Wiig's Annie is thirty-something with a life plan slowly disintegrating. She once operated a successful bakery that has gone under and now works a job she hates at a jewelry store and has not one but two wacky roommates. Then her best friend Lillian (Rudolph) announces she's getting married. This, naturally, delegates responsibility to Annie to plan and throw the bridal shower and the bachelorette party. But, of course, there's a problem, and it comes in the form of Lillian's kinda new best friend, Helen (Rose Byrne), wealthy, pseudo-sophisticated, and a real bitch, who wastes no time in worming her way into the mix to take over the reigns of everything Lillie. One of the film's most masterful sequences is the rival speeches at the engagement party between Annie and Helen which are played to the hilt by both actresses. Humor that produces look-away-with-uneasiness laughter is just so fun and, in fact, much of the film's best work involves nothing beyond conversations. (Annie's tete-a-tete with a young teen. Annie and Lillian riffing at brunch.)

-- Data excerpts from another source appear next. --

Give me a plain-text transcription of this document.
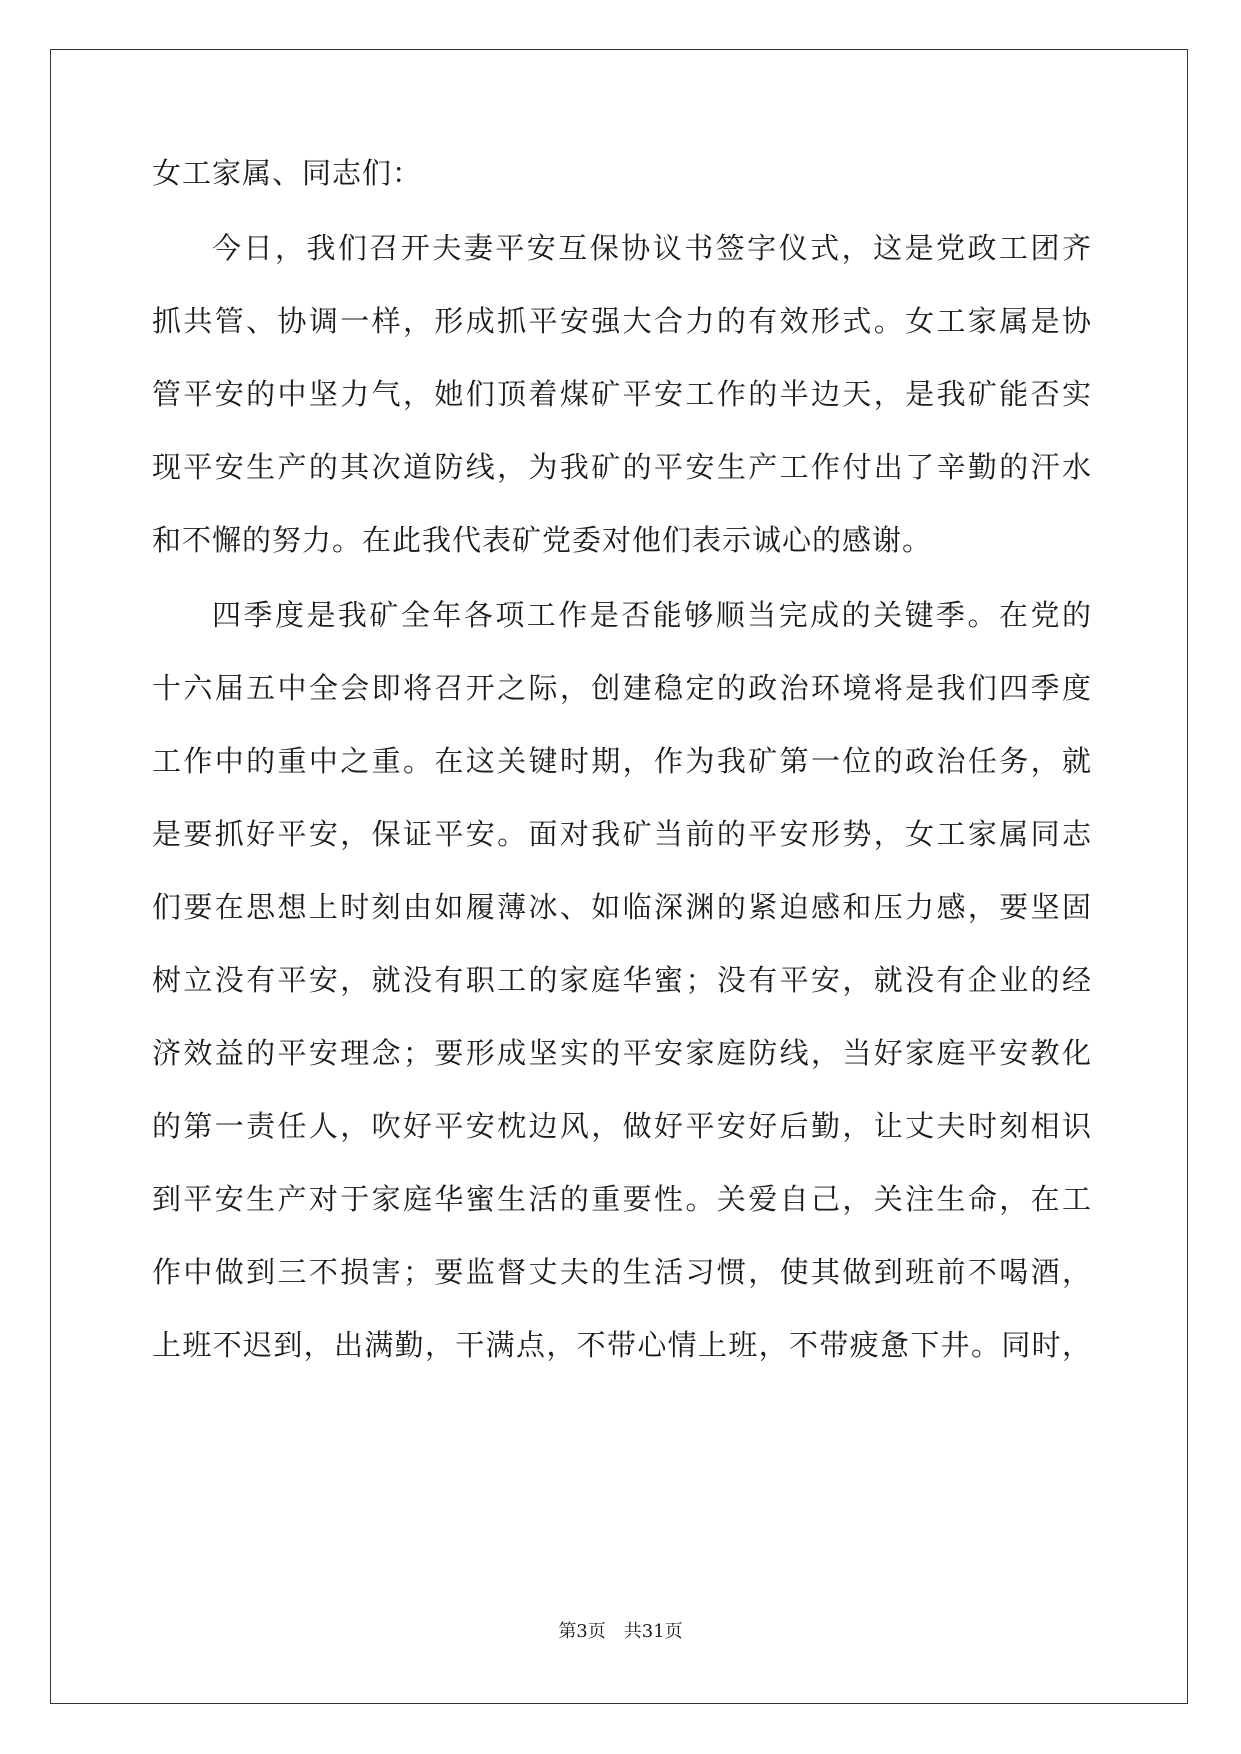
女工家属、同志们：
今日，我们召开夫妻平安互保协议书签字仪式，这是党政工团齐
抓共管、协调一样，形成抓平安强大合力的有效形式。女工家属是协
管平安的中坚力气，她们顶着煤矿平安工作的半边天，是我矿能否实
现平安生产的其次道防线，为我矿的平安生产工作付出了辛勤的汗水
和不懈的努力。在此我代表矿党委对他们表示诚心的感谢。
四季度是我矿全年各项工作是否能够顺当完成的关键季。在党的
十六届五中全会即将召开之际，创建稳定的政治环境将是我们四季度
工作中的重中之重。在这关键时期，作为我矿第一位的政治任务，就
是要抓好平安，保证平安。面对我矿当前的平安形势，女工家属同志
们要在思想上时刻由如履薄冰、如临深渊的紧迫感和压力感，要坚固
树立没有平安，就没有职工的家庭华蜜；没有平安，就没有企业的经
济效益的平安理念；要形成坚实的平安家庭防线，当好家庭平安教化
的第一责任人，吹好平安枕边风，做好平安好后勤，让丈夫时刻相识
到平安生产对于家庭华蜜生活的重要性。关爱自己，关注生命，在工
作中做到三不损害；要监督丈夫的生活习惯，使其做到班前不喝酒，
上班不迟到，出满勤，干满点，不带心情上班，不带疲惫下井。同时，
第3页 共31页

The other bridesmaids are introduced. There is Rita (Wendi McLendon-Covey), long married and sick of her children and her husband (she gets the movie's best line, involving The Daily Show), and Becca (Ellie Kemper), prim and proper, and both forgotten by the screenplay as it progresses, and Megan (Melissa McCarthy), a hefty and zealous government employee who says and does what she wants. Annie also has the obligatory love interest who comes in the form of a cop (Chris O'Dowd, sweetly funny) who pulls her over for busted break lights and urges her to both get the break lights fixed and re-enter the world of baking. He fits the requisite Harlequin quotient on account of his Irish accent.

And while you may think the film's principal villain is Helen, you would be wrong. No, that dishonor goes to William Kerr and Michael L. Sale. Who? You know when the editing Oscars are announced how you might get up to the bathroom or not pay attention? Well, you should. It's people like Kerr and Sale who make it so apparent how great editing too often goes unnoticed. How in the world was this movie over two hours? Were all the actresses in the editing bay screaming, "Don't cut my lines! DON'T CUT MY LINES!" Most of the setpieces don't know when to call it quits or spend most of the time repeating the same joke so when a punchline that's actually quite good arrives it loses a certain amount of impact (see: Annie's Airplane Meltdown). And Annie's bottoming out at the end of the 2nd act somehow, improbably, goes on even longer than Owen Wilson's tortuously long bottoming out at the end of "Wedding Crashers." Kerr and Sale's work here is a disgrace to their profession and a disservice to their stars. It could have been much better if those two knew how to operate a delete button.

Granted, being overlong is a problem that plagues most of Judd Apatow's work. But then that's the whole point, really. "It is what it is" is an insanely over-used phrase but there really is nothing better to say for summary. "Bridesmaids" is exactly what it is. So please, let's not kid ourselves that it's anything more.

2 comments:

Simon said...

I loved this shit. Especially the opening conversation scene and the thing with the car.

Castor said...

I enjoyed this although it does its fair share of problems. Like many Apatow movies, it never seems to be able to blend the comedy and drama correctly. This results in the usual two first acts of comedy and last act of drama that see so often in movies Apatow is involved in.

Nonetheless, glad that the movie is doing well. I particularly appreciated that the movie doesn't resolve into a happy ending for Wiig's character because such is life.